Test of edge wave forcing during formation of rhythmic beach morphology

Abstract

This paper reports on concurrent measurements of evolving rhythmic beach morphology and the associated water motion on a macrotidal, coarse sandy beach. Beach cusps with a spacing of 19 m developed over a 3‐day period of low‐energy swell after which they were destroyed by energetic wind waves. The beach cusps were clearly accretionary features and developed mainly during the rising tide. Detailed hydrodynamic measurements were conducted at three locations in the swash and inner surf zone in the vicinity of a developing cusp horn and revealed that energetic standing, mode‐zero, subharmonic edge waves were not present during the initiation of the beach cusps.

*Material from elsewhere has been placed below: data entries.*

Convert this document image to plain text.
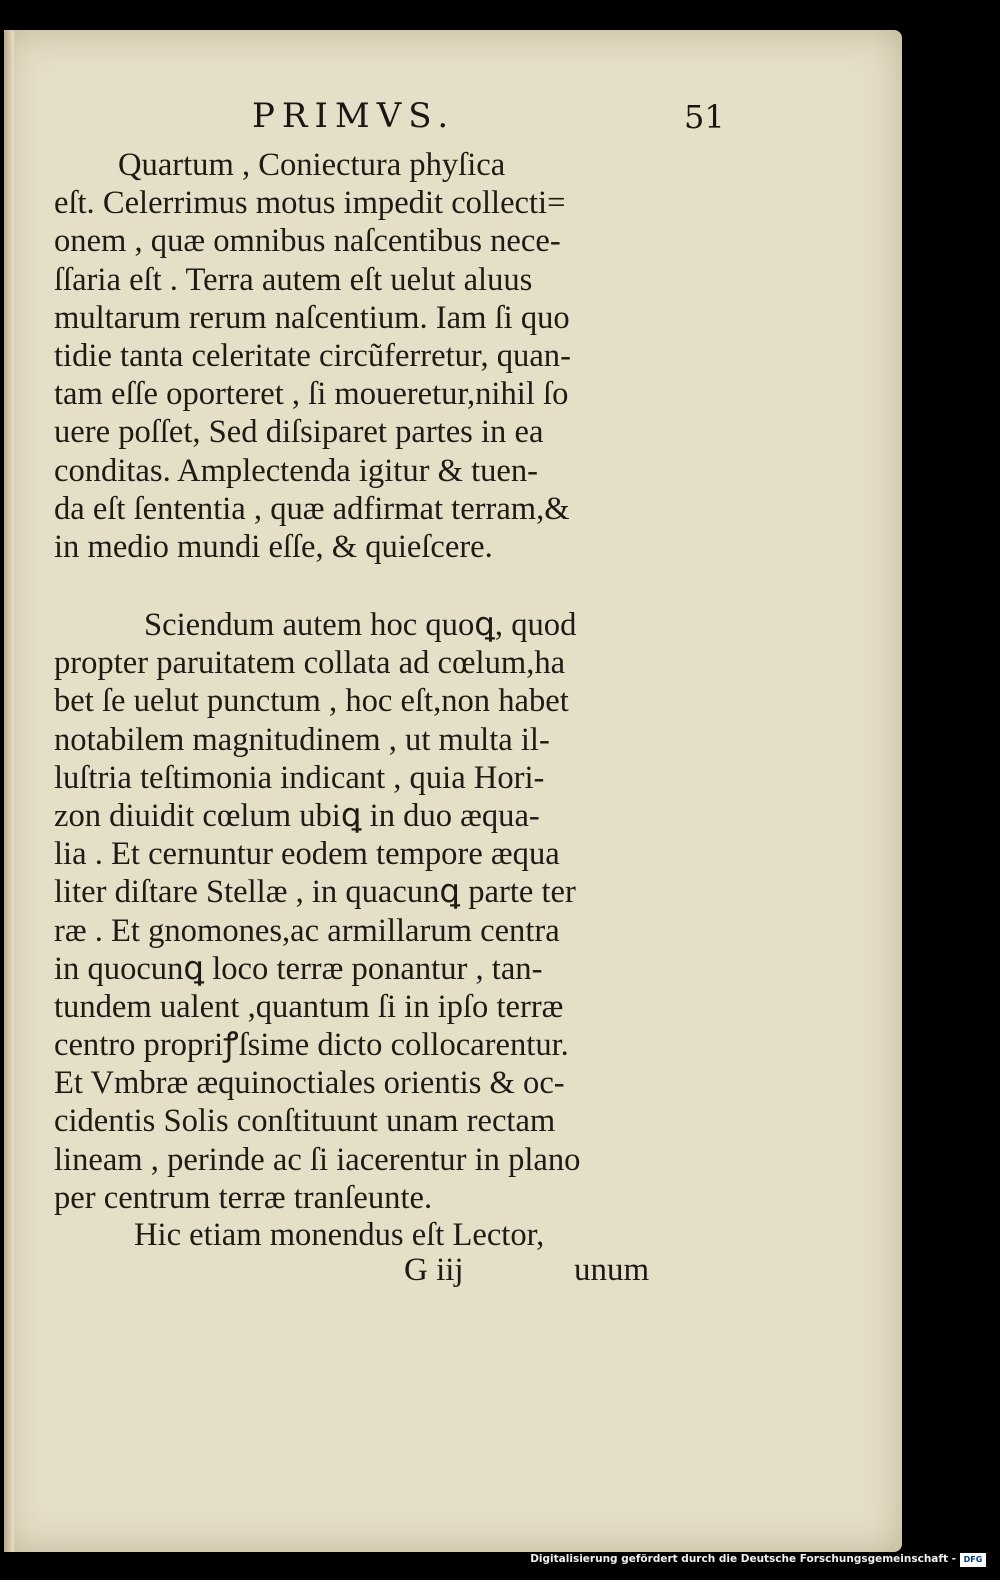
PRIMVS.	51
Quartum , Coniectura phyſica
eſt. Celerrimus motus impedit collecti=
onem , quæ omnibus naſcentibus nece-
ſſaria eſt . Terra autem eſt uelut aluus
multarum rerum naſcentium. Iam ſi quo
tidie tanta celeritate circũferretur, quan-
tam eſſe oporteret , ſi moueretur,nihil ſo
uere poſſet, Sed diſsiparet partes in ea
conditas. Amplectenda igitur & tuen-
da eſt ſententia , quæ adfirmat terram,&
in medio mundi eſſe, & quieſcere.
Sciendum autem hoc quoꝗ, quod
propter paruitatem collata ad cœlum,ha
bet ſe uelut punctum , hoc eſt,non habet
notabilem magnitudinem , ut multa il-
luſtria teſtimonia indicant , quia Hori-
zon diuidit cœlum ubiꝗ in duo æqua-
lia . Et cernuntur eodem tempore æqua
liter diſtare Stellæ , in quacunꝗ parte ter
ræ . Et gnomones,ac armillarum centra
in quocunꝗ loco terræ ponantur , tan-
tundem ualent ,quantum ſi in ipſo terræ
centro propriꝭſsime dicto collocarentur.
Et Vmbræ æquinoctiales orientis & oc-
cidentis Solis conſtituunt unam rectam
lineam , perinde ac ſi iacerentur in plano
per centrum terræ tranſeunte.
Hic etiam monendus eſt Lector,
G iij	unum
Digitalisierung gefördert durch die Deutsche Forschungsgemeinschaft - DFG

Specifically, analysis of the hydrodynamic data indicated that: (1) the amount of subharmonic energy was limited (<10% of the total energy); (2) none of the computed energy spectra exhibited a significant peak at the subharmonic frequency; (3) the cross‐shore velocity amplitude at the subharmonic frequency was 2–3 times larger than the longshore velocity amplitude; (4) the longshore current motion at the subharmonic frequency was barely coherent between adjacent locations in the surf zone; and (5) the time series of pressure and cross‐shore current were in phase at either side of the developing cusp horn. It is concluded that, at least during this event of beach cusp formation, energetic standing edge waves are not a prerequisite to initiate the development of rhythmic beach morphology.